Carl sacudió la cabeza. Debía de haber habido cambios de personal.

El primer vídeo era de un telediario del 20 de diciembre de 2001, en el que Merete Lynggaard hablaba de un congreso informal sobre cuestiones sanitarias y climáticas celebrado en Londres en el que había participado. La entrevista se centraba en el debate que mantuvo con el senador Bruce Jansen acerca de la posición de Estados Unidos respecto a los trabajos de la OMS y el protocolo de Kioto, lo que en su opinión daba pie al optimismo de cara al futuro. ¿Sería fácil de embaucar?, pensó Carl. Pero aparte de aquella ingenuidad, debida sin duda a la edad, Merete Lynggaard actuaba por lo demás con sobriedad, objetividad y precisión, y eclipsaba totalmente a la recién nombrada ministra de Interior y Sanidad, que estaba junto a ella y parecía una parodia de una profesora de instituto de una película de los sesenta.

—Una señora muy guapa —comentó Assad desde la puerta.

El segundo vídeo era del 21 de enero de 2002, cuando Merete Lynggaard, en nombre del portavoz de Medio Ambiente de su partido, se pronunció sobre la denuncia del petulante ecoescéptico Bjarke 0rnfelt ante la Comisión de Falta de Honradez Científica.

Vaya nombre para una comisión, pensó Carl. Era increíble que pudiera haber en Dinamarca algo que sonara tan kafkiano.

Esta vez era una Merete Lynggaard totalmente distinta la que aparecía en pantalla. Más cercana, menos política.
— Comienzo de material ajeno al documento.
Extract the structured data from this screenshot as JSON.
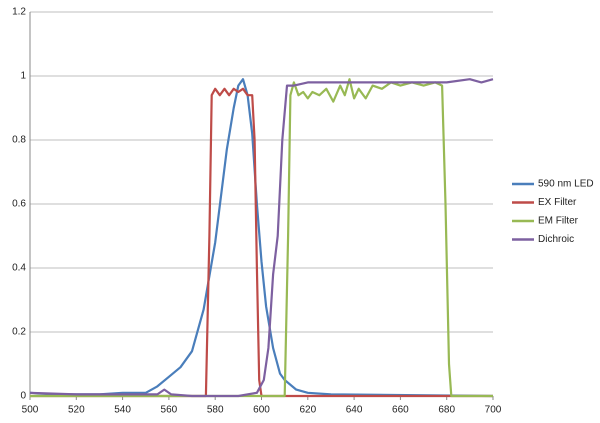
{
  "chart_data": {
    "type": "line",
    "xlim": [
      500,
      700
    ],
    "xticks": [
      500,
      520,
      540,
      560,
      580,
      600,
      620,
      640,
      660,
      680,
      700
    ],
    "ylim": [
      0,
      1.2
    ],
    "yticks": [
      0,
      0.2,
      0.4,
      0.6,
      0.8,
      1,
      1.2
    ],
    "grid": true,
    "legend": "right",
    "series": [
      {
        "name": "590 nm LED",
        "color": "#4a7ebb",
        "x": [
          500,
          510,
          520,
          530,
          540,
          545,
          550,
          555,
          560,
          565,
          570,
          575,
          580,
          585,
          588,
          590,
          592,
          594,
          596,
          598,
          600,
          602,
          605,
          608,
          610,
          615,
          620,
          630,
          700
        ],
        "values": [
          0.01,
          0.005,
          0.005,
          0.005,
          0.01,
          0.01,
          0.01,
          0.03,
          0.06,
          0.09,
          0.14,
          0.27,
          0.48,
          0.77,
          0.9,
          0.97,
          0.99,
          0.94,
          0.82,
          0.6,
          0.42,
          0.28,
          0.15,
          0.07,
          0.05,
          0.02,
          0.01,
          0.005,
          0
        ]
      },
      {
        "name": "EX Filter",
        "color": "#be4b48",
        "x": [
          500,
          576,
          577.5,
          578.5,
          580,
          582,
          584,
          586,
          588,
          590,
          592,
          594,
          596,
          597,
          598,
          599,
          600,
          700
        ],
        "values": [
          0,
          0,
          0.5,
          0.94,
          0.96,
          0.94,
          0.96,
          0.94,
          0.96,
          0.95,
          0.96,
          0.94,
          0.94,
          0.8,
          0.4,
          0.05,
          0,
          0
        ]
      },
      {
        "name": "EM Filter",
        "color": "#98b954",
        "x": [
          500,
          610,
          611.5,
          612.5,
          614,
          616,
          618,
          620,
          622,
          625,
          628,
          631,
          634,
          636,
          638,
          640,
          642,
          645,
          648,
          652,
          656,
          660,
          665,
          670,
          675,
          678,
          679.5,
          681,
          682,
          700
        ],
        "values": [
          0,
          0,
          0.5,
          0.94,
          0.98,
          0.94,
          0.95,
          0.93,
          0.95,
          0.94,
          0.96,
          0.92,
          0.97,
          0.94,
          0.99,
          0.93,
          0.96,
          0.93,
          0.97,
          0.96,
          0.98,
          0.97,
          0.98,
          0.97,
          0.98,
          0.97,
          0.6,
          0.1,
          0,
          0
        ]
      },
      {
        "name": "Dichroic",
        "color": "#7d60a0",
        "x": [
          500,
          520,
          540,
          555,
          558,
          561,
          570,
          590,
          598,
          601,
          603,
          605,
          607,
          609,
          611,
          614,
          620,
          630,
          640,
          650,
          660,
          670,
          680,
          690,
          695,
          700
        ],
        "values": [
          0.01,
          0.005,
          0.005,
          0.005,
          0.02,
          0.005,
          0,
          0,
          0.01,
          0.05,
          0.15,
          0.38,
          0.5,
          0.8,
          0.97,
          0.97,
          0.98,
          0.98,
          0.98,
          0.98,
          0.98,
          0.98,
          0.98,
          0.99,
          0.98,
          0.99
        ]
      }
    ]
  }
}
—Aquí está verdaderamente preciosa —dijo Assad.

Carl lo miró. Era evidente que la importancia del aspecto físico de una mujer era un parámetro especialmente valioso en la vida del hombrecillo. Pero Carl pensó que Assad tenía razón. En aquella entrevista la rodeaba un aura muy especial. Poseía mucho de ese increíble atractivo que casi todas las mujeres son capaces de desplegar a su alrededor cuando están realmente a gusto. Muy revelador, pero también desconcertante.

—¿Estaba embarazada, entonces? —preguntó Assad. A juzgar por la cantidad de familiares de sus fotos, era un estado de la mujer al que estaba bastante acostumbrado.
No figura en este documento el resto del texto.